On Friday night, the 9th of December, three canoes sailed off to go ‘ōpelu fishing. When it was dawn, the fish began to be seen by the third canoe. The people onboard this canoe were Hoʻonuʻu and Kauwahi and the place where they saw the fish and also fished was outside of Kahea, Olowalu, Maui.

The second of the canoes had old men on board named Naholowa‘a and Kamohomoho. The place that they were floating was outside of Keonepōhuehue. They did not see fish and were only blown about by the wind.

As for the first canoe, Nika and Keola were the people on board. Their floating spot was outside of Kāheka and when they saw fish, perhaps about 6 on Saturday morning, the 10th of December, at that time, the wind blew directly inland of where they were. Nika said to Keola, “This wind is strange! While I am familiar with this place, this is the first time I have experienced such a powerful wind.” At this time, the wind blew mightily and the violent swells of the ocean struck and turned the prow of the canoe inland, there was no way to bring it back because of the force of the wind.

The wind blew far out to sea, to where there is no land.
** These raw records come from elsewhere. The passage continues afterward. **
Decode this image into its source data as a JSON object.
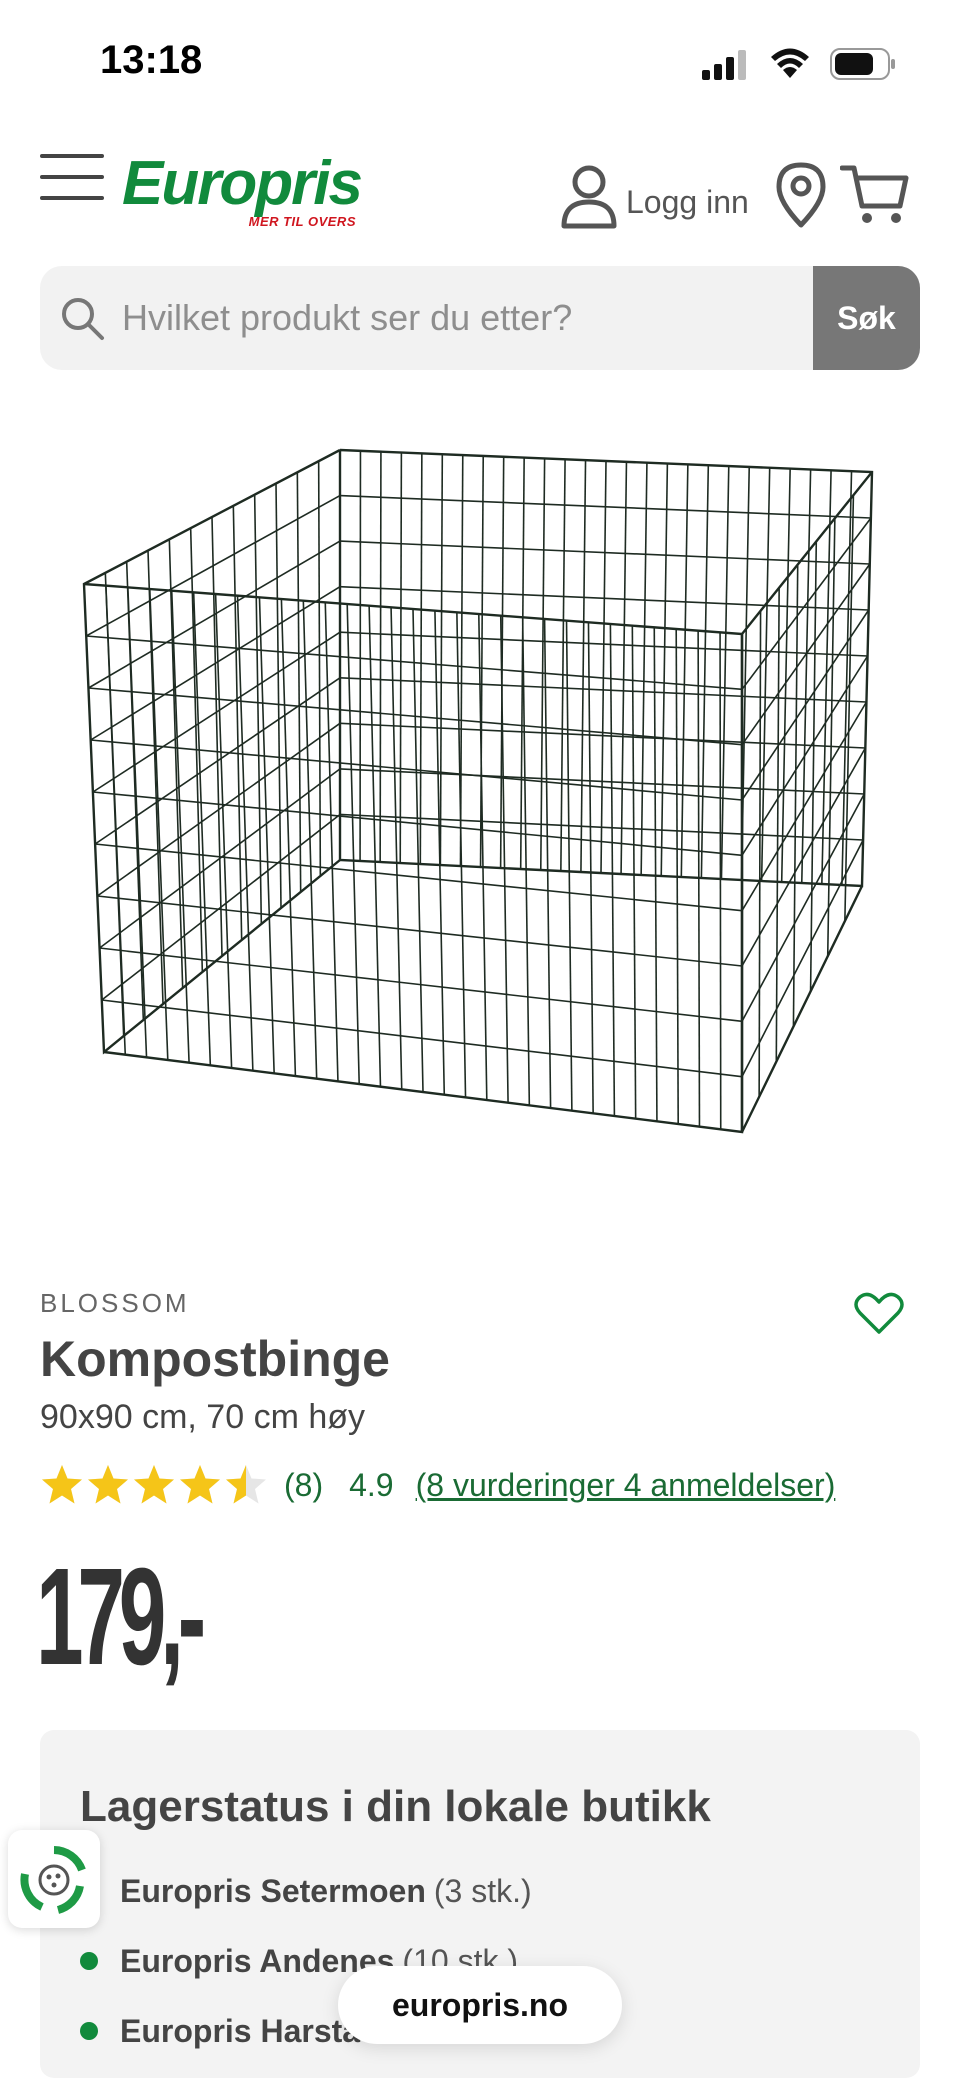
{
  "status_bar": {
    "time": "13:18"
  },
  "header": {
    "logo_text": "Europris",
    "logo_tagline": "MER TIL OVERS",
    "login_label": "Logg inn"
  },
  "search": {
    "placeholder": "Hvilket produkt ser du etter?",
    "button_label": "Søk"
  },
  "product": {
    "brand": "BLOSSOM",
    "title": "Kompostbinge",
    "subtitle": "90x90 cm, 70 cm høy",
    "rating_stars": 4.5,
    "rating_count_text": "(8)",
    "rating_score": "4.9",
    "reviews_link": "(8 vurderinger 4 anmeldelser)",
    "price": "179,-"
  },
  "stock": {
    "heading": "Lagerstatus i din lokale butikk",
    "items": [
      {
        "name": "Europris Setermoen",
        "qty": "(3 stk.)"
      },
      {
        "name": "Europris Andenes",
        "qty": "(10 stk.)"
      },
      {
        "name": "Europris Harstad",
        "qty": ""
      }
    ]
  },
  "url_pill": {
    "text": "europris.no"
  },
  "colors": {
    "brand_green": "#118a3c",
    "brand_red": "#d0161f",
    "link_green": "#1a6b34",
    "star_yellow": "#f5c518",
    "search_button": "#777777"
  },
  "icons": [
    "signal-icon",
    "wifi-icon",
    "battery-icon",
    "menu-icon",
    "user-icon",
    "location-pin-icon",
    "cart-icon",
    "search-icon",
    "heart-icon",
    "star-icon",
    "recycle-icon"
  ]
}
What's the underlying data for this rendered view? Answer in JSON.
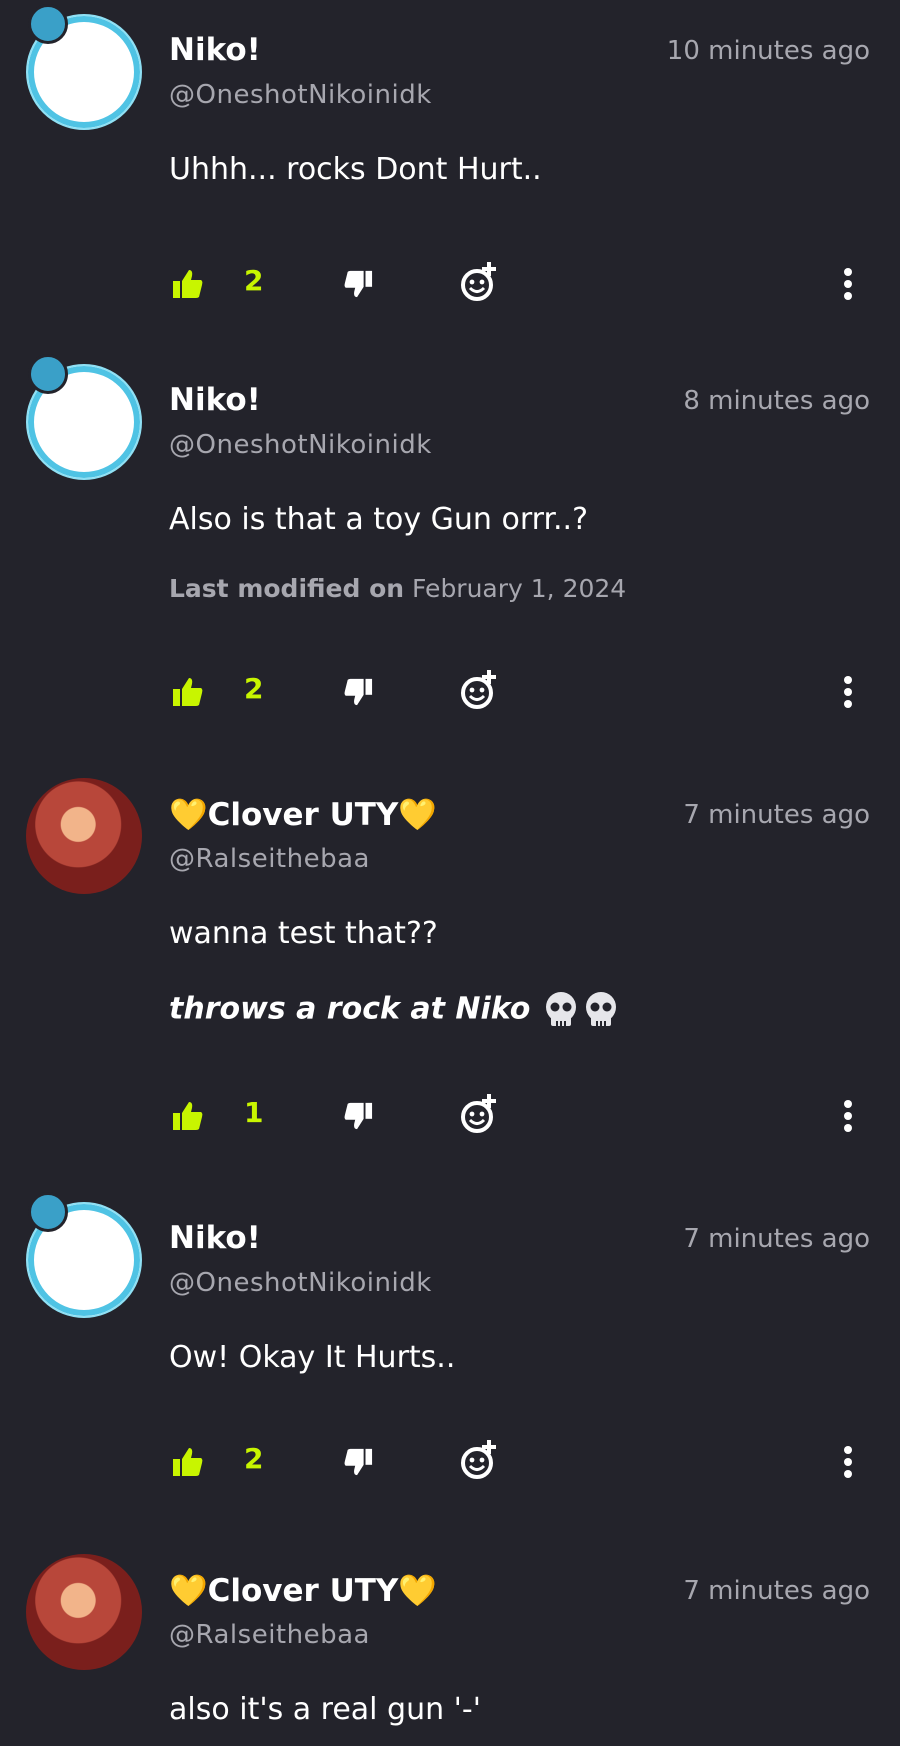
{
  "comments": [
    {
      "name": "Niko!",
      "handle": "@OneshotNikoinidk",
      "time": "10 minutes ago",
      "text": "Uhhh... rocks Dont Hurt..",
      "likes": "2"
    },
    {
      "name": "Niko!",
      "handle": "@OneshotNikoinidk",
      "time": "8 minutes ago",
      "text": "Also is that a toy Gun orrr..?",
      "modified_label": "Last modified on",
      "modified_date": "February 1, 2024",
      "likes": "2"
    },
    {
      "name": "Clover UTY",
      "name_prefix": "💛",
      "name_suffix": "💛",
      "handle": "@Ralseithebaa",
      "time": "7 minutes ago",
      "text": "wanna test that??",
      "text2": "throws a rock at Niko",
      "likes": "1"
    },
    {
      "name": "Niko!",
      "handle": "@OneshotNikoinidk",
      "time": "7 minutes ago",
      "text": "Ow! Okay It Hurts..",
      "likes": "2"
    },
    {
      "name": "Clover UTY",
      "name_prefix": "💛",
      "name_suffix": "💛",
      "handle": "@Ralseithebaa",
      "time": "7 minutes ago",
      "text": "also it's a real gun '-'"
    }
  ],
  "colors": {
    "background": "#23232b",
    "accent_like": "#c8f500",
    "muted_text": "#a7a7af",
    "heart": "#f5b91d"
  },
  "icons": [
    "thumbs-up-icon",
    "thumbs-down-icon",
    "add-reaction-icon",
    "more-options-icon",
    "skull-icon"
  ]
}
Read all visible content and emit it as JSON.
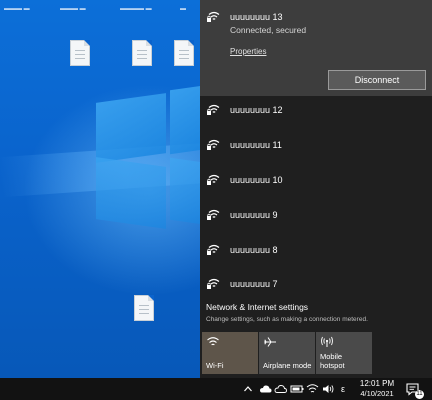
{
  "desktop": {
    "icons": [
      {
        "label": "",
        "icon": "file-icon"
      },
      {
        "label": "",
        "icon": "file-icon"
      },
      {
        "label": "",
        "icon": "file-icon"
      },
      {
        "label": "",
        "icon": "file-icon"
      }
    ]
  },
  "flyout": {
    "connected": {
      "name": "uuuuuuuu 13",
      "status": "Connected, secured",
      "properties_label": "Properties",
      "disconnect_label": "Disconnect",
      "icon": "wifi-secured-icon"
    },
    "networks": [
      {
        "name": "uuuuuuuu 12",
        "icon": "wifi-secured-icon"
      },
      {
        "name": "uuuuuuuu 11",
        "icon": "wifi-secured-icon"
      },
      {
        "name": "uuuuuuuu 10",
        "icon": "wifi-secured-icon"
      },
      {
        "name": "uuuuuuuu 9",
        "icon": "wifi-secured-icon"
      },
      {
        "name": "uuuuuuuu 8",
        "icon": "wifi-secured-icon"
      },
      {
        "name": "uuuuuuuu 7",
        "icon": "wifi-secured-icon"
      }
    ],
    "settings": {
      "title": "Network & Internet settings",
      "description": "Change settings, such as making a connection metered."
    },
    "tiles": {
      "wifi": {
        "label": "Wi-Fi",
        "icon": "wifi-icon",
        "active": true
      },
      "airplane": {
        "label": "Airplane mode",
        "icon": "airplane-icon",
        "active": false
      },
      "hotspot": {
        "label_line1": "Mobile",
        "label_line2": "hotspot",
        "icon": "hotspot-icon",
        "active": false
      }
    }
  },
  "taskbar": {
    "time": "12:01 PM",
    "date": "4/10/2021",
    "language": "ε",
    "notification_count": "11",
    "tray_icons": [
      "chevron-up-icon",
      "cloud-icon",
      "battery-icon",
      "wifi-icon",
      "volume-icon"
    ]
  },
  "colors": {
    "desktop_blue": "#0a63cc",
    "flyout_bg": "#1f1f1f",
    "connected_bg": "#3d3d3d",
    "wifi_tile_active": "#5e554a",
    "tile_bg": "#4a4a4a",
    "taskbar_bg": "#121212"
  }
}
The canoe’s outrigger became loose from the booms so Keola jumped into the sea to lash it. When he returned aboard the canoe, it became loose again so he jumped into the sea to re-lash the float but the lashings were broken up and the canoe was useless. The nets were still there, so Keola cut them up and swam again in the sea to securely lash the outrigger. He immediately returned aboard the canoe, and became cold from the wind and the billows of the sea. Then Keola stood up and saw the Nāhi‘ena‘ena outside of Lāna‘i. Keola called the people on board the ship to come and get them, but those on board did not hear. It was the wind and the currents that took them to the Nāhi‘ena‘ena. They went aboard the ship with their fishing gear, nets and paddles from the canoe.

One thing though, was that Nika was in distress, and when he came aboard the ship, he immediately went below deck to sleep, the cold and illness being the cause of his trouble. They had no clothes, for their clothes were completely shredded by the sea. They got clothes from the people on board.

Here is what they said: “Life is blessed by God.” As for the other canoes, what about them? Perhaps they landed, perhaps not.

Captain Helm (the captain of the Nāhi‘ena‘ena) was praised by everyone who understood this compassionate act, saving these people mentioned above, onboard the Nāhi‘ena‘ena.